Hired a new team leader, recruiting Frédéric Vasseur by Alfa Romeo Racing, but Ferrari’s SF-23 car, the design of which preceded Vasseur’s appointment, was lackluster and the team is fourth.

Ferrari suffered from high tire degradation, tire usage inconsistency and wind sensitivity. His reliability was also poor as engine problems forced his driver Charles Leclerc to retire in Bahrain, penalizing his starting position in Saudi Arabia under FIA rules. Leclerc, Verstappen’s distant 2022 runner-up, is seventh in points, 85 behind Verstappen.

“What we lack is consistency on the car,” said Leclerc. “It’s not even corner to corner, just in the same corner I can have a huge balance of oversteer and then a huge balance of understeer. Gaining confidence is very difficult for a driver.”

Ferrari and Mercedes have modernized their cars, but they are still not sure of the exact solution.

“We have to manage our own expectations,” Wolff said. “In 15 years in Formula 1, I’ve never seen a silver bullet introduced where you suddenly unlock half a second of performance.”

Even Red Bull is not standing still and continues to modify its car.

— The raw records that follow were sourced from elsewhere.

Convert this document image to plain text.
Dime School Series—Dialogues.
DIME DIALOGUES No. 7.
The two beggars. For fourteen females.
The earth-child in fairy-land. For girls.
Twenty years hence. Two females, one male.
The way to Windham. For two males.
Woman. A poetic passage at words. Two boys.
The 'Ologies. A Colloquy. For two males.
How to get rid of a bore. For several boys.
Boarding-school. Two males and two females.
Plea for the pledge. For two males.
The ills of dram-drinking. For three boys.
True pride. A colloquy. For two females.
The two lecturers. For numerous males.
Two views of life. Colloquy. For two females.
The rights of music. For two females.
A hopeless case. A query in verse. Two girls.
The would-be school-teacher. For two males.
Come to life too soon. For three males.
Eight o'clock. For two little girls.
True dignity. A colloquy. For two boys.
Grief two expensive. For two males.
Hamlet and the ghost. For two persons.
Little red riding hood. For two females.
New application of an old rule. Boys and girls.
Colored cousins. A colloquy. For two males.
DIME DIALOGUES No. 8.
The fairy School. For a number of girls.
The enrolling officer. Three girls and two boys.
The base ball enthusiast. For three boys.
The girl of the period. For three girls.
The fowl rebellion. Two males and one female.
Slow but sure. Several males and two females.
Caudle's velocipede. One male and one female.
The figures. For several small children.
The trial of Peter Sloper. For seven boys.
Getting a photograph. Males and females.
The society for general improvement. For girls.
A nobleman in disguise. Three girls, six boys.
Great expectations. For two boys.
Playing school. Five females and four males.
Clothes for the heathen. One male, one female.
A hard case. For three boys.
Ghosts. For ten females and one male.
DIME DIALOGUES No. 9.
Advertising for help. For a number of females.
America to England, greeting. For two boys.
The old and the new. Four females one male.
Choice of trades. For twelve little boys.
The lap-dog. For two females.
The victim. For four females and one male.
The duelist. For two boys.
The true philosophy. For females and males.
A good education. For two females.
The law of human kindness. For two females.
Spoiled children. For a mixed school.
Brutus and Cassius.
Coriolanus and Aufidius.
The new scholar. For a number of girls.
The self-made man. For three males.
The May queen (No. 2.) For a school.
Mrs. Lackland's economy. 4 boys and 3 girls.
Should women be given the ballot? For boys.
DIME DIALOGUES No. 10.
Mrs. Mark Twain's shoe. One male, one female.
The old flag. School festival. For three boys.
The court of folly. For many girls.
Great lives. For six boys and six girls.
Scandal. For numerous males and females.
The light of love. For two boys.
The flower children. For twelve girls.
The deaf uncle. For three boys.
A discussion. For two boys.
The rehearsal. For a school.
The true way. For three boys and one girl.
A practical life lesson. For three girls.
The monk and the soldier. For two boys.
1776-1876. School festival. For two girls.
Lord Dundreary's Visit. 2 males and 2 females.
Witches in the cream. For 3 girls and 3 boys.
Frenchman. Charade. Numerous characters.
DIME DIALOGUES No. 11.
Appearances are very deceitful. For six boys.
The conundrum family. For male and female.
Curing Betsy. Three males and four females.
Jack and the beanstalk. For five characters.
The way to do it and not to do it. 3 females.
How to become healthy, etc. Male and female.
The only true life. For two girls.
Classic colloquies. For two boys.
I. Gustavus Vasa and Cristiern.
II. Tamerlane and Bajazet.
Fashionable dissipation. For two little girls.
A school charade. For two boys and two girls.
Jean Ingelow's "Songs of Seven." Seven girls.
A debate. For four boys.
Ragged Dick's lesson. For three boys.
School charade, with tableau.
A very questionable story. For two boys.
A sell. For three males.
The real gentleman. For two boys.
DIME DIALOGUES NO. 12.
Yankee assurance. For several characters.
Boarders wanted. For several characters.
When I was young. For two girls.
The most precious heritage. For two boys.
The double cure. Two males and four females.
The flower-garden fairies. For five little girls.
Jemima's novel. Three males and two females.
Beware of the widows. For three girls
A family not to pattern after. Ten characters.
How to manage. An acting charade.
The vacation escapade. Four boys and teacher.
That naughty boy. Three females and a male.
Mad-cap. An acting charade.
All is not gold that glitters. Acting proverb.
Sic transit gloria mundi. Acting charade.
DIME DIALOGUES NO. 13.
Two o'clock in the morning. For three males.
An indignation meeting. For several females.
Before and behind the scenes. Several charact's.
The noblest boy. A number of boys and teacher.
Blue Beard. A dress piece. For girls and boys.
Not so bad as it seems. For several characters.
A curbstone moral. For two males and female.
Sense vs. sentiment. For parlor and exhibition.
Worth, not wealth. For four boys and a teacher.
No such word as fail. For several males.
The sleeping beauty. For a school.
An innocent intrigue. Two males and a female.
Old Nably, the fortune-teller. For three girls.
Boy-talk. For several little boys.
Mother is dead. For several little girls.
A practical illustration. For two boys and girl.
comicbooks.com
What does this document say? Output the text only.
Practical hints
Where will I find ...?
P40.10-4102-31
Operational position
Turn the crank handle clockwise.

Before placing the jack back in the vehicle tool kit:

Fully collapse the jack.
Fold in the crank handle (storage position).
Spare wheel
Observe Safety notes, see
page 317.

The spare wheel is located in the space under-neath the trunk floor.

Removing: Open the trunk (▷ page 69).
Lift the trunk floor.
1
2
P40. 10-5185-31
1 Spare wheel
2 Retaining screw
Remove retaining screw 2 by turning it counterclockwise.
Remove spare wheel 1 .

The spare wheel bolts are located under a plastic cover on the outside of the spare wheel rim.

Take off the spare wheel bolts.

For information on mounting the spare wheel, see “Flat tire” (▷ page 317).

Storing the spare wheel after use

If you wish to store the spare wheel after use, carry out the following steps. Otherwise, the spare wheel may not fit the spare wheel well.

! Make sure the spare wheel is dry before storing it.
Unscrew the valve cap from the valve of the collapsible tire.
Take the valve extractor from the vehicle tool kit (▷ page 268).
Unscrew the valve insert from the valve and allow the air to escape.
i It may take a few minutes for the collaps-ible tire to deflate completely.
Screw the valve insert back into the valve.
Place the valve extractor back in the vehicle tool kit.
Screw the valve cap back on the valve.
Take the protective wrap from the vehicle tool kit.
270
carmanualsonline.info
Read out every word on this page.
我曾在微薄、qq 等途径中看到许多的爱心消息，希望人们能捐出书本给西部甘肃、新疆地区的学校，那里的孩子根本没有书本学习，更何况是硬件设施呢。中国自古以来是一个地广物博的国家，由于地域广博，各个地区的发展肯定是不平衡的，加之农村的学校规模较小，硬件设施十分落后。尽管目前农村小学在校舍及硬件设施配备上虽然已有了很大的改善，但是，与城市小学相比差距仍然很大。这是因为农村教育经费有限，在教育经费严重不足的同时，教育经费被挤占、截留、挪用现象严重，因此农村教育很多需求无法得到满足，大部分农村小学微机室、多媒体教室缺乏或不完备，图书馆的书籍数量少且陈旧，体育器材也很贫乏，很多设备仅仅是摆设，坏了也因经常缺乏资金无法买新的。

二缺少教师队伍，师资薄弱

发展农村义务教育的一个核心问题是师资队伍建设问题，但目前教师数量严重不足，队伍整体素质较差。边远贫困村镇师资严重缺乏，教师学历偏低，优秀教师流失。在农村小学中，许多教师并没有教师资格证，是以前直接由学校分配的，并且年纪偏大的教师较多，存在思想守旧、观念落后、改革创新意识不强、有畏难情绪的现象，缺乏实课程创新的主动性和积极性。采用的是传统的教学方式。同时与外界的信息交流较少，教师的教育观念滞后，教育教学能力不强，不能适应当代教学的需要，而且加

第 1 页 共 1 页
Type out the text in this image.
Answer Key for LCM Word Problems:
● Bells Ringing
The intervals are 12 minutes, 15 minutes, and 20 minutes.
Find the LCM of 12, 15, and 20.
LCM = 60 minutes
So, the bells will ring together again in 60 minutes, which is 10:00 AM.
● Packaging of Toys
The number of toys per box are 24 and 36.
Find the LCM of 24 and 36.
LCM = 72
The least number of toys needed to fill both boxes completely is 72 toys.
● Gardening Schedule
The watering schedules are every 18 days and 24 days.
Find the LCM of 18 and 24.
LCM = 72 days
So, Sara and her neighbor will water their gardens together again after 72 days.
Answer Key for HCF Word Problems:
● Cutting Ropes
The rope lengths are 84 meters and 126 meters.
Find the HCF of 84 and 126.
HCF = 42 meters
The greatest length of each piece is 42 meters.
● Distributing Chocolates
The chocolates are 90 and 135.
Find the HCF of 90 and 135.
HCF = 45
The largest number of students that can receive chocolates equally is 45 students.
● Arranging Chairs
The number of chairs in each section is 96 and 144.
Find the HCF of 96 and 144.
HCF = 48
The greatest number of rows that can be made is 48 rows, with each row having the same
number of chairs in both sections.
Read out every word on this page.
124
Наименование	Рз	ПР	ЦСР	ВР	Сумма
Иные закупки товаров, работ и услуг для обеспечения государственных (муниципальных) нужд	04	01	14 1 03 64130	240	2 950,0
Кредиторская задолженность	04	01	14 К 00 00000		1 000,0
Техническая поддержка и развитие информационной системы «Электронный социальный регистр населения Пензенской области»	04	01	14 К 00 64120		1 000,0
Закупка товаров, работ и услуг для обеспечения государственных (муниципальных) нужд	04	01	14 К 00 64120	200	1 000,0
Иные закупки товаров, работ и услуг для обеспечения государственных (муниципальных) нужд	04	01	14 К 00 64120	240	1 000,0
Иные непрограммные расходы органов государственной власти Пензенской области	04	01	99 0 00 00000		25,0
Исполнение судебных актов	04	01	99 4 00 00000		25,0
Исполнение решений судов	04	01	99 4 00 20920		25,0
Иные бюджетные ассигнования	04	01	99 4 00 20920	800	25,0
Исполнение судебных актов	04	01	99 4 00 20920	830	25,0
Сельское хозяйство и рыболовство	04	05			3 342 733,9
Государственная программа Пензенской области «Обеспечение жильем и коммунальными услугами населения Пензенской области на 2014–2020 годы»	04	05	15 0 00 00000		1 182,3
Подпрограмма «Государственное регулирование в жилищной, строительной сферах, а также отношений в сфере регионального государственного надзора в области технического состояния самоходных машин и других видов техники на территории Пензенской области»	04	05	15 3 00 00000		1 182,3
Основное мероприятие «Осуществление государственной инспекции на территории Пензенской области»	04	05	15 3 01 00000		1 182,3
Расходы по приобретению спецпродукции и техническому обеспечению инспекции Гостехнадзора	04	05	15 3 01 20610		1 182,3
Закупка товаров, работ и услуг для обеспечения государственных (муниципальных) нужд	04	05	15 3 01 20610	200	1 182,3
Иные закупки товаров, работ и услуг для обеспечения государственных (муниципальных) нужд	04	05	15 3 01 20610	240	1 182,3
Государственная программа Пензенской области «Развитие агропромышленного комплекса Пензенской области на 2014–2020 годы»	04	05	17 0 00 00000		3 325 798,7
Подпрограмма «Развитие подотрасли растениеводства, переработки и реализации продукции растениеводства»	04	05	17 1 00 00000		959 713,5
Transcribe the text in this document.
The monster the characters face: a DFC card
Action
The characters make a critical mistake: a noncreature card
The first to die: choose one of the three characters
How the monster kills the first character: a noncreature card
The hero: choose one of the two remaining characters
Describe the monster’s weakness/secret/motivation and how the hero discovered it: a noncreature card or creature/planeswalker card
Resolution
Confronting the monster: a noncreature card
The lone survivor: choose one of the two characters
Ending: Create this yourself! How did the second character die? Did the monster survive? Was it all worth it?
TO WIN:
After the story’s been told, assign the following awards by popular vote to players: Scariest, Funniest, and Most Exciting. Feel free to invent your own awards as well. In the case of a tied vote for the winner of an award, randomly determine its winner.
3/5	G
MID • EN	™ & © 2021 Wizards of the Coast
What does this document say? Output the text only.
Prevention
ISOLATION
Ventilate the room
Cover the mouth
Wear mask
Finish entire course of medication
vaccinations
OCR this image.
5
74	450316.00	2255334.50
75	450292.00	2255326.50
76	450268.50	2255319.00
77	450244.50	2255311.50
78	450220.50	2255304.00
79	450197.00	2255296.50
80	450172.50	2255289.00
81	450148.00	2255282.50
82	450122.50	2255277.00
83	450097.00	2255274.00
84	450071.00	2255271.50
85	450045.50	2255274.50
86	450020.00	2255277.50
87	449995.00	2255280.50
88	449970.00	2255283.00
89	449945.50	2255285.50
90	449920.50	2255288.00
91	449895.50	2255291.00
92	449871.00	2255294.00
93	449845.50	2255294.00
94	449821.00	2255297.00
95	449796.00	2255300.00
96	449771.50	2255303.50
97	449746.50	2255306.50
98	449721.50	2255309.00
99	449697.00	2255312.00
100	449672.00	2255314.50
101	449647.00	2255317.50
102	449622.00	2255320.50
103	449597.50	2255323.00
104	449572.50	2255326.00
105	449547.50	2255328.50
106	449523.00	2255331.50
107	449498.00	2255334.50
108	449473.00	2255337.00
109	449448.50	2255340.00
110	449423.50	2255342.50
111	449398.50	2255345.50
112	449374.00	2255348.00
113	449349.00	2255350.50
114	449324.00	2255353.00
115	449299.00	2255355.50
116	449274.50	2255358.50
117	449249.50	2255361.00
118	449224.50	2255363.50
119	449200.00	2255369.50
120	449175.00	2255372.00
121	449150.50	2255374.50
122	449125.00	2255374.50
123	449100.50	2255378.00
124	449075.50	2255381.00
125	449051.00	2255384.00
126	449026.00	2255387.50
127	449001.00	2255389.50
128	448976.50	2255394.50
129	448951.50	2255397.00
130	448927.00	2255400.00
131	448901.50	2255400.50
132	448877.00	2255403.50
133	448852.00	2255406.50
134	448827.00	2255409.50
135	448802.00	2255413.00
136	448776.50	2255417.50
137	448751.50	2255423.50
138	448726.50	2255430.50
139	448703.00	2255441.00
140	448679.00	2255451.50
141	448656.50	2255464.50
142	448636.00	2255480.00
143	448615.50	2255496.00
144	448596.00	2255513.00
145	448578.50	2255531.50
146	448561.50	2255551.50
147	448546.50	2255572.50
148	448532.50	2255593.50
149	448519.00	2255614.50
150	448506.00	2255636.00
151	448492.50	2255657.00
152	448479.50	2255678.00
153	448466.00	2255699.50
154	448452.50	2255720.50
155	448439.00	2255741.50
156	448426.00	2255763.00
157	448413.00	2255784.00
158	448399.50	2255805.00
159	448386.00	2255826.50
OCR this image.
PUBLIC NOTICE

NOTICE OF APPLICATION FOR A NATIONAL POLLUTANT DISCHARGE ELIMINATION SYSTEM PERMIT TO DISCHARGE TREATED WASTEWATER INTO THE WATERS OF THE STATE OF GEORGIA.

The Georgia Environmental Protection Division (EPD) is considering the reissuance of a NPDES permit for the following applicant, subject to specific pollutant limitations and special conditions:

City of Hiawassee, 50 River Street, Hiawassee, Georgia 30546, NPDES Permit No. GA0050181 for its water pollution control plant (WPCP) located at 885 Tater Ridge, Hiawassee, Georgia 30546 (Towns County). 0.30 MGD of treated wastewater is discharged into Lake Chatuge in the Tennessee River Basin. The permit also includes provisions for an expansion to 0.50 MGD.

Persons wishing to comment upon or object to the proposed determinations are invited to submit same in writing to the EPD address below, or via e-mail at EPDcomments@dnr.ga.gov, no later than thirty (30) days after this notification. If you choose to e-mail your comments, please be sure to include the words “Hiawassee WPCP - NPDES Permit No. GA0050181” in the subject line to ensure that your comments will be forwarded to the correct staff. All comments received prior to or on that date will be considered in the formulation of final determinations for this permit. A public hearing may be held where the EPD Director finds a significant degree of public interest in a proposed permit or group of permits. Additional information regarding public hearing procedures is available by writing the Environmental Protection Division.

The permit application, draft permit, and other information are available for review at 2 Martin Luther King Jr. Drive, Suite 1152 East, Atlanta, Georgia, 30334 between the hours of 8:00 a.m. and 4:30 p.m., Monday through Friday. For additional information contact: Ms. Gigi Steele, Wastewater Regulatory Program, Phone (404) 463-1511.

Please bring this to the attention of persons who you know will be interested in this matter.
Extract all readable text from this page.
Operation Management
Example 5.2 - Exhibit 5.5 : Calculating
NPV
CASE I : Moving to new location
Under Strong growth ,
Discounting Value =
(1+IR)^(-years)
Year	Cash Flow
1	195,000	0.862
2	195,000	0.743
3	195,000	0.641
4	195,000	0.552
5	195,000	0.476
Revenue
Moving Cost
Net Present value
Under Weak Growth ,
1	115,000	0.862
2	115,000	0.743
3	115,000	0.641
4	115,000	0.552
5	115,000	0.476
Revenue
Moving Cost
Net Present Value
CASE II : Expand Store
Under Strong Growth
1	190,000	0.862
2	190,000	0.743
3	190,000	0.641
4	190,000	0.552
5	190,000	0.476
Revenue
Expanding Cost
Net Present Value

No team has won every Grand Prix in a season, but McLaren he almost did it in 1988, winning 15 of 16 races that season, a 94 percent winning percentage.

Red Bull is of course at 100 percent, but there are many races left before the end of the season in Abu Dhabi in November.

“Big profits can come quickly. We have a great car, a great team, two great drivers,” Horner said, pausing. “You know, we still have a long way to go.